What is it about particles with non-integer spin values that makes them subject to Pauli exclusion? Or, I suppose, conversely, why are particles with whole number spins not affected by it?
As always, thanks!
What is it about particles with non-integer spin values that makes them subject to Pauli exclusion? Or, I suppose, conversely, why are particles with whole number spins not affected by it?
As always, thanks!
It may have to do with the quantization of space.
Just a drive-by posting from me for now… What you are after is the spin-statistics theorem.
Sounds like you’re looking for the spin-statistics theorem. If you have a state with two identical particles, then switching them should result in the same physics, which means that the wave function is invariant up to phase. Since performing the switch twice leads back the original state, that phase is +1 or -1. Fermions have -1; bosons have +1. In particular, a state \psi with two identical fermions is equal to -\psi. Oops. That’s the Pauli exclusion principle.
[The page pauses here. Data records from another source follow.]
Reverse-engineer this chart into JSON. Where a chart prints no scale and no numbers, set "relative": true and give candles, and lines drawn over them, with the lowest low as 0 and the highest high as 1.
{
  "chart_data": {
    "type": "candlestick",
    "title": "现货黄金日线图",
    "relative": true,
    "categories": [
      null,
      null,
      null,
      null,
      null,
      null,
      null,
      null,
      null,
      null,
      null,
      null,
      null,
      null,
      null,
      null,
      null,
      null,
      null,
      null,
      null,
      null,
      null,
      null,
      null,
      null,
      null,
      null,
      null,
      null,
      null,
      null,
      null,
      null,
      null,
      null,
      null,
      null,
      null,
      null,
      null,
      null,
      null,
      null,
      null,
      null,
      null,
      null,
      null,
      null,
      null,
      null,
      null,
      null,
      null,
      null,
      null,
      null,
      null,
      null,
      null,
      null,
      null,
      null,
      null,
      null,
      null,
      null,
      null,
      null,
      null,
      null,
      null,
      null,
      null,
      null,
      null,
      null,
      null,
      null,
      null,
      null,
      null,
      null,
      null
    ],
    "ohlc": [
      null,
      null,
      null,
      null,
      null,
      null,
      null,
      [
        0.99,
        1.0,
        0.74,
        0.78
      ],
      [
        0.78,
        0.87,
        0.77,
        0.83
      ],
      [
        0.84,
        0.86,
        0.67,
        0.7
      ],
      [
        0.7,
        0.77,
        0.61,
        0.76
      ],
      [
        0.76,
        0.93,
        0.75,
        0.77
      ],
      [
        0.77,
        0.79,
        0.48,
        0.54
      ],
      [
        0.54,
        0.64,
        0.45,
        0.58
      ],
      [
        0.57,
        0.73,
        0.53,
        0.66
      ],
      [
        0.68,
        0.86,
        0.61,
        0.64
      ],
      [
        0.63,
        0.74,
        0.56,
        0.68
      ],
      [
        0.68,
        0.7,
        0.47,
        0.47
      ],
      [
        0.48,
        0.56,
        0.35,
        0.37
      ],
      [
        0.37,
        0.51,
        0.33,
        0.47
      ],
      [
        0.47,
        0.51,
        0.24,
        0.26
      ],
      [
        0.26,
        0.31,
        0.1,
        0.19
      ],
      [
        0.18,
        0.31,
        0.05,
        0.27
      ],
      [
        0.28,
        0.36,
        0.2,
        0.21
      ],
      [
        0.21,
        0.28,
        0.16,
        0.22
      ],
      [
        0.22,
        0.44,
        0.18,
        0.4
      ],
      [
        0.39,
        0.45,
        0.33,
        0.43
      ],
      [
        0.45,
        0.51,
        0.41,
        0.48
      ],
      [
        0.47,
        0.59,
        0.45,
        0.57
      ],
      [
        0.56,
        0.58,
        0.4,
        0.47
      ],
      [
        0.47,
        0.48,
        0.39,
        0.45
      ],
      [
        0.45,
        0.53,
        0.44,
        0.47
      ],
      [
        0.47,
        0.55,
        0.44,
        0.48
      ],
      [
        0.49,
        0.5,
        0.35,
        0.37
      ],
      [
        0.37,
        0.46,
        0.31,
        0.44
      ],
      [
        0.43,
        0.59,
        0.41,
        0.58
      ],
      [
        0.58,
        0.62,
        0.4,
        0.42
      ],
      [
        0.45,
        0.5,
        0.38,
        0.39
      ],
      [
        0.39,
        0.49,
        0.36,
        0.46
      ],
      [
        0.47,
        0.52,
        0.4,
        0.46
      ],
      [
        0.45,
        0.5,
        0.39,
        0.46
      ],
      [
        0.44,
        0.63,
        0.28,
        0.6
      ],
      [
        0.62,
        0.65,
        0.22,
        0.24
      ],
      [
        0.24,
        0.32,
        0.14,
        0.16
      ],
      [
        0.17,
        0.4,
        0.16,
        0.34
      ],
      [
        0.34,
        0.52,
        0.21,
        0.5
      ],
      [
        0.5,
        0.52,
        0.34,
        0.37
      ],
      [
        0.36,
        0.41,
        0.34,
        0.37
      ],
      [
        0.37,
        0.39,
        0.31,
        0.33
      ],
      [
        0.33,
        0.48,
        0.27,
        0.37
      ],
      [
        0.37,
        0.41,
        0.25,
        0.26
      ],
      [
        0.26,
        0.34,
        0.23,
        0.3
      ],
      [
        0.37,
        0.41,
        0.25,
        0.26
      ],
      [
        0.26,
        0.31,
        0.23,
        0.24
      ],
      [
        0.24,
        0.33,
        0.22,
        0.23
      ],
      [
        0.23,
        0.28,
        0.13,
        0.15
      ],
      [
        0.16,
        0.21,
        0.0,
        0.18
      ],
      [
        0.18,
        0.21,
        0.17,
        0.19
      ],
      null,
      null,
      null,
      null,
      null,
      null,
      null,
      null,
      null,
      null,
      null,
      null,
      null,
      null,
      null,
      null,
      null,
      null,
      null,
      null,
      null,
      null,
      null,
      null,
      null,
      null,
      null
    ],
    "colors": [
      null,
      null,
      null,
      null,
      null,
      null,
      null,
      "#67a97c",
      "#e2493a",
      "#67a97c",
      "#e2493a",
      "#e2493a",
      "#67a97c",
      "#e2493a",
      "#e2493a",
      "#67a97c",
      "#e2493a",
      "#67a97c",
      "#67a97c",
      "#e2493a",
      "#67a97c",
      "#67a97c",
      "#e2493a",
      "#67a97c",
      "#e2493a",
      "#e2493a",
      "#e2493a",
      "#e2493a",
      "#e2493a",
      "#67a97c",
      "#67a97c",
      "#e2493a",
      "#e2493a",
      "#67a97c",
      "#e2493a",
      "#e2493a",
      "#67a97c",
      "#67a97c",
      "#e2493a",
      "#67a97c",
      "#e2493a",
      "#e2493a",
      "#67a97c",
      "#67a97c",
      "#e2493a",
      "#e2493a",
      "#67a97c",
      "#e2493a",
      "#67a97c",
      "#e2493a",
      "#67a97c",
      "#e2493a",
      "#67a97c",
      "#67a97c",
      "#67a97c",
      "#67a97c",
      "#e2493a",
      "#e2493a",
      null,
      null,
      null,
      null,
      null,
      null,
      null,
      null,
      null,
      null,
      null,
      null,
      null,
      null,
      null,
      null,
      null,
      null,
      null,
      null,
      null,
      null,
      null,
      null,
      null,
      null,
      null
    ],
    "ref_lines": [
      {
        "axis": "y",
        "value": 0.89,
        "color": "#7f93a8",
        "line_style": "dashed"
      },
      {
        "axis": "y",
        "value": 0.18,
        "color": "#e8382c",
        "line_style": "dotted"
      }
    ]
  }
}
That’s a glib explanation that omits a lot of important details: (a) what exactly is spin, (b) why is it intrinsic, (c) and why is that phase factor a function of spin? Short answers are (a) what representation of so(3) the particle lives in; (b) because things would get weird if you popped out of one representation into another while undergoing a rotation; and (c) because relativistic invariance and field theory require it. (Slightly longer but no more helpful explanation: because its behavior under so(3) puts conditions on its behavior under so(1, 3), but Lorentz invariance constrains the latter. About six pages of math later, you get the spin-statistics theorem.)
Thanks, I appreciate your responses.
As I suspected, though, the math and physics are way, way beyond me. But, I can settle for a vague intuitive notion; and I think I am getting a bit of one from the Wiki link (the “General Discussion” part of the article). So, thanks!
I don’t know what level of explanation you’re looking for, but this site has a very simple one.
That’s an excellent resource. Thank you.